Dr. Leonhardt van Efferink
Maastricht University (Center for European Studies/Summer School) + Royal Holloway (U. London; PhD degree in 2019)
Public email address :
l.vanefferink@maastrichtuniversity.nl

Between 2010 and 2019, I wrote my PhD thesis on Geopolitics at Royal Holloway. My thesis "Germany's ‘War on Terror' : Exploring Frames and Imaginations in Practical and Popular Geopolitics" investigates the framing of Germany's military presence in Afghanistan. More specifically, the thesis analyses how the news magazine Der Spiegel and five political parties framed four aspects of Germany's ISAF mission (2002-2014). These aspects are Will to Intervene, Militarisation of Intervention, Capacity to Intervene and Victims during Intervention. These so-called geopolitical frame categories draw on the academic literature on geopolitics, geography, IR, political studies and Germany. My methodology to identify, interpret and analyse geopolitical frames reflects a strong interest in both critical geopolitics and media studies. It combines geopolitical concepts such as national identity, national power and national security with constructivist and multimodal methods to study framing.
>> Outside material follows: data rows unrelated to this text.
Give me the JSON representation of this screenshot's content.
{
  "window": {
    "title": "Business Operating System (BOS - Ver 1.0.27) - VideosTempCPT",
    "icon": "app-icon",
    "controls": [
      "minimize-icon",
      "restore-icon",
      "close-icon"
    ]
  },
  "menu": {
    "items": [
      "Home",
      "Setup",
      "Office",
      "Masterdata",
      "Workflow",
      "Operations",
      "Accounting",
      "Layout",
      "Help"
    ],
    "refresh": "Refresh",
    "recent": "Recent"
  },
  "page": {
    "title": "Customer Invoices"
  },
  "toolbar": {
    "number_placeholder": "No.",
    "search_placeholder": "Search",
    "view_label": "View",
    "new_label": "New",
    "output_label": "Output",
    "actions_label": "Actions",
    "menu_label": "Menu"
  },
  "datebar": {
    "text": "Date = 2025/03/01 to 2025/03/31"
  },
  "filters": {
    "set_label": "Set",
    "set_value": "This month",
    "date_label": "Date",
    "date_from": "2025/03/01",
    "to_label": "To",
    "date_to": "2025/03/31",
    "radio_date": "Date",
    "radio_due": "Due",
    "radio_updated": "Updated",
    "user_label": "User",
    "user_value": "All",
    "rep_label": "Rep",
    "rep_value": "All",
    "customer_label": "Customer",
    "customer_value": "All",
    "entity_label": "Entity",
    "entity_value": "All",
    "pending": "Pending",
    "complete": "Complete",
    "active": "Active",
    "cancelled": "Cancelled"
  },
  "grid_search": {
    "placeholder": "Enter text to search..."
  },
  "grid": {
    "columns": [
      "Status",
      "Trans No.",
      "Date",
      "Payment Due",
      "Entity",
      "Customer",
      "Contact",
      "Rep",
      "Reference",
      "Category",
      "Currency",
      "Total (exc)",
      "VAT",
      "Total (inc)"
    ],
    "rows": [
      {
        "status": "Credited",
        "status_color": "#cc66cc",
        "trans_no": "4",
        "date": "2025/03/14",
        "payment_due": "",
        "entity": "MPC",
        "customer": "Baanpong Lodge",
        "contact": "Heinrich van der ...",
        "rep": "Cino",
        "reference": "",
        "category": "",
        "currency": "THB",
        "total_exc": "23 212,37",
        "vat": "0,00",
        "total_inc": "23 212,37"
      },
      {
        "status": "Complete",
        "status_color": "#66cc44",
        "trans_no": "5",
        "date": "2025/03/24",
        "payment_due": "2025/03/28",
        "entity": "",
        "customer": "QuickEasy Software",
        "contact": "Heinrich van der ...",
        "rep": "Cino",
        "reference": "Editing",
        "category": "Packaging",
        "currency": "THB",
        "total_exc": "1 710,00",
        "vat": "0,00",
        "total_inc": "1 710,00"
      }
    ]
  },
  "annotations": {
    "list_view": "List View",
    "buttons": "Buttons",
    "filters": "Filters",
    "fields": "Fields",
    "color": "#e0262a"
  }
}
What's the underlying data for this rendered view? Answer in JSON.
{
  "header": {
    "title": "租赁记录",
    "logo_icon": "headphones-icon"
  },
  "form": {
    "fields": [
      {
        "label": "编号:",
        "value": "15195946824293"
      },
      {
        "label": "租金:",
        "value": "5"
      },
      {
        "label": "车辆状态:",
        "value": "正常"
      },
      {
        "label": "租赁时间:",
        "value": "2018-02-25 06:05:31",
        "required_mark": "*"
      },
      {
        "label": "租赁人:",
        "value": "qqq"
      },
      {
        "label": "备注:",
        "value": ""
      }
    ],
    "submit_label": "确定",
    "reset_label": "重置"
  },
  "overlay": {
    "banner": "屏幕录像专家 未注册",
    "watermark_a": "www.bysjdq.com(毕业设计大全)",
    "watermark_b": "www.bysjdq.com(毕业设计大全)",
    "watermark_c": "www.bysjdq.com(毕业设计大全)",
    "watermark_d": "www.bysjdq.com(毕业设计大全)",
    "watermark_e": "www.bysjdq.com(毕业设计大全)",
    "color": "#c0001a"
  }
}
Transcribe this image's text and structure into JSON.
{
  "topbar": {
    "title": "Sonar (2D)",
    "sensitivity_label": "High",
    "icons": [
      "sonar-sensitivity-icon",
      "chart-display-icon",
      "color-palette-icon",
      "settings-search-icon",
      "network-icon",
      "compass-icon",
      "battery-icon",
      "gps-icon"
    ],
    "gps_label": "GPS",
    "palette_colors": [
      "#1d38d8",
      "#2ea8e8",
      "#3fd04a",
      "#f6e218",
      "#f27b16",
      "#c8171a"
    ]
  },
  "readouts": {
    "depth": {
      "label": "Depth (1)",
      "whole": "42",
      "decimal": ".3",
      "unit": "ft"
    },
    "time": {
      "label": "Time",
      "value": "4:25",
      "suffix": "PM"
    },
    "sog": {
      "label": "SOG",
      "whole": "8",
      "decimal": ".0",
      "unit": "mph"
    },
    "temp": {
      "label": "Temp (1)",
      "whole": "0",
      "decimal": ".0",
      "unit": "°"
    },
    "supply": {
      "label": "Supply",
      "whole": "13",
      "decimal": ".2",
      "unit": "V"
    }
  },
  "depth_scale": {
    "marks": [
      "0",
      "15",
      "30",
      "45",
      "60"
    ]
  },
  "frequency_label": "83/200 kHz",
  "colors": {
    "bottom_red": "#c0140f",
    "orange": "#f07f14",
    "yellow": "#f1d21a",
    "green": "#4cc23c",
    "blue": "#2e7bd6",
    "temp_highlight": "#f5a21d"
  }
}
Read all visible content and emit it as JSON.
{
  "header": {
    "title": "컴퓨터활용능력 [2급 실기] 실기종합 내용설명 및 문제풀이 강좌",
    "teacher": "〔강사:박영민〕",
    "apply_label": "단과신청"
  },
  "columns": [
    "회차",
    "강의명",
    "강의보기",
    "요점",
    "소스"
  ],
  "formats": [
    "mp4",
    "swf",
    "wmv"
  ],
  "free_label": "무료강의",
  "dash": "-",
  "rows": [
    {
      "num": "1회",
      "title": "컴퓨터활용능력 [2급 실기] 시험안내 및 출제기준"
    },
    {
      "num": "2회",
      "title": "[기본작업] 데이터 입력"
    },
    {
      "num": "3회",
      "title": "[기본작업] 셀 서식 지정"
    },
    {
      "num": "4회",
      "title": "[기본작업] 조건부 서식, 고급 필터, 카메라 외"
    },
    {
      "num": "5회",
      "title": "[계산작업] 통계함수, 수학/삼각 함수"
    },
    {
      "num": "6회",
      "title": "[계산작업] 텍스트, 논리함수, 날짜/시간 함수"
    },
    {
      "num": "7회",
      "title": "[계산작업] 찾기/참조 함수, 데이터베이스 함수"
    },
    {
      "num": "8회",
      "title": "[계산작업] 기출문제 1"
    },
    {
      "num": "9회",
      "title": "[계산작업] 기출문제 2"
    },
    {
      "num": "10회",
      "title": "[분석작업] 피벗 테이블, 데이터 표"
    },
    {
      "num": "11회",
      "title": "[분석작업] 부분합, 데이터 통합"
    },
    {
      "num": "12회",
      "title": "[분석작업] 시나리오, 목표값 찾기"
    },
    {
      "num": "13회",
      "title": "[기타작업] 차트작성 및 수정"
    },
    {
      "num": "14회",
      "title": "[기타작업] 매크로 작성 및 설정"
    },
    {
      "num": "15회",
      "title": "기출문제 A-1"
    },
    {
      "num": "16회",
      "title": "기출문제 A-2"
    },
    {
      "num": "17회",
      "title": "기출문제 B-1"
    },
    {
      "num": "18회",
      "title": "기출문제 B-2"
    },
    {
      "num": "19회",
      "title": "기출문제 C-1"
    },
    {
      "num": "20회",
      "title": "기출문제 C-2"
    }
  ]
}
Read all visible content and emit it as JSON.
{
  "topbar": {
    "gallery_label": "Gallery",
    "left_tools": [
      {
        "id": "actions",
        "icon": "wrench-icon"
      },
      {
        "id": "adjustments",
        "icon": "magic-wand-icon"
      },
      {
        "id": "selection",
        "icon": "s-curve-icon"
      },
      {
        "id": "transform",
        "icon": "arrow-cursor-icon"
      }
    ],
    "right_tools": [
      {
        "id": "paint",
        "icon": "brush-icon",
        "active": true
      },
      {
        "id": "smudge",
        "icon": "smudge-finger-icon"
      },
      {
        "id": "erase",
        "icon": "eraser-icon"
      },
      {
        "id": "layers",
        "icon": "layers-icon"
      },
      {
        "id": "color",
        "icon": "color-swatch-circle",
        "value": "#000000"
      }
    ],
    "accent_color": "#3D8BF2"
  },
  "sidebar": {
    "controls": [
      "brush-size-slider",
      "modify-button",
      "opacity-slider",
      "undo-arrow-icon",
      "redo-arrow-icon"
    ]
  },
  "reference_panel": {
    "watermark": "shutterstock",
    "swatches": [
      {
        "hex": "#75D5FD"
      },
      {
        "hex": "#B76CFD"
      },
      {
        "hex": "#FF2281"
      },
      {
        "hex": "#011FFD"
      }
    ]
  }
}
In 2012, the Geographical Journal published my article "Polar Partners or Poles Apart? On the discourses of two US think tanks on Russia's presence in the ‘High North’." The article examines the differences between Brookings Institution and Heritage Foundation regarding their representations of the Arctic, with a focus on Russia's regional involvement. I also wrote the article about Geopolitics in the Oxford Bibliographies. It contains reviews of over 150 publications in English, French, German and Dutch. Moreover, I am Founding Editor of Exploring Geopolitics. This website hosts 200+ contributions by 130+ scholars from 25+ countries. These scholars offer valuable insights into geopolitical approaches, geopolitical concepts and geopolitical trends. My article "The Definition of Geopolitics – The Classical, French and Critical Traditions" has been among the most read contributions since I started the website in 2009.